Takauji Hidenori, Wada Naofumi, Kaneko Shun'ichi, Tanabata Takanari
Department of Electronics and Information Engineering, Faculty of Engineering, Hokkai-Gakuen University, Sapporo 0640926, Japan.
Department of Information Science and Technology, Faculty of Information Science and Technology, Hokkaido University of Science, Sapporo 0068585, Japan.
Sensors (Basel). 2025 Jun 11;25(12):3659. doi: 10.3390/s25123659.

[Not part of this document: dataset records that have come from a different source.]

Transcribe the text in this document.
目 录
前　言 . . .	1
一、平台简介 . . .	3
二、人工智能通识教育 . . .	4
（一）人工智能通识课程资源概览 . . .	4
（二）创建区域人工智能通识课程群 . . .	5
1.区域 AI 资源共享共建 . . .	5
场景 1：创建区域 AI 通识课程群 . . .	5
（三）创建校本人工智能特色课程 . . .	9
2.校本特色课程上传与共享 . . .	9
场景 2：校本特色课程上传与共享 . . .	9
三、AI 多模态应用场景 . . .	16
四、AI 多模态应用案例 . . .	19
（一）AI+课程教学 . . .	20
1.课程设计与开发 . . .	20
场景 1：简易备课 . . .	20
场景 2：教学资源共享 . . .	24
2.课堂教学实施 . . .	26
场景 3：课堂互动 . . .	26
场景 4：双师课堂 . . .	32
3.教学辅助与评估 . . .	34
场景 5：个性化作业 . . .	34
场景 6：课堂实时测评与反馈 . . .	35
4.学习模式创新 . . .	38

This paper presents a novel method, Histogram of Angles in Linked Features (HALF), designed for the segmentation of 3D point cloud data of plants for robust sensing. The proposed method leverages local angular features extracted from 3D measurements obtained via sensing technologies such as laser scanning, LiDAR, or photogrammetry. HALF enables efficient identification of plant structures-leaves, stems, and knots-without requiring large-scale labeled datasets, making it highly suitable for applications in plant phenotyping and structural analysis. To enhance robustness and interpretability, we extend HALF to a convolution-based mathematical framework and introduce the Sequential Competitive Segmentation Algorithm (SCSA) for phytomer-level classification. Experimental results using 3D point cloud data of soybean plants demonstrate the feasibility of our method in sensor-based plant monitoring systems. By providing a low-cost and efficient approach for plant structure analysis, HALF contributes to the advancement of sensor-driven plant phenotyping and precision agriculture.
本文提出了一种新颖的方法——关联特征角度直方图(HALF),用于分割植物的三维点云数据以实现稳健感知。该方法利用从激光扫描、激光雷达或摄影测量等传感技术获取的三维测量数据中提取的局部角度特征。HALF能够高效识别植物结构——叶子、茎和节,而无需大规模的标注数据集,这使其非常适合用于植物表型分析和结构分析。为了增强鲁棒性和可解释性,我们将HALF扩展到基于卷积的数学框架,并引入了用于叶元水平分类的顺序竞争分割算法(SCSA)。使用大豆植物三维点云数据的实验结果证明了我们的方法在基于传感器的植物监测系统中的可行性。通过为植物结构分析提供低成本且高效的方法,HALF有助于推动传感器驱动的植物表型分析和精准农业的发展。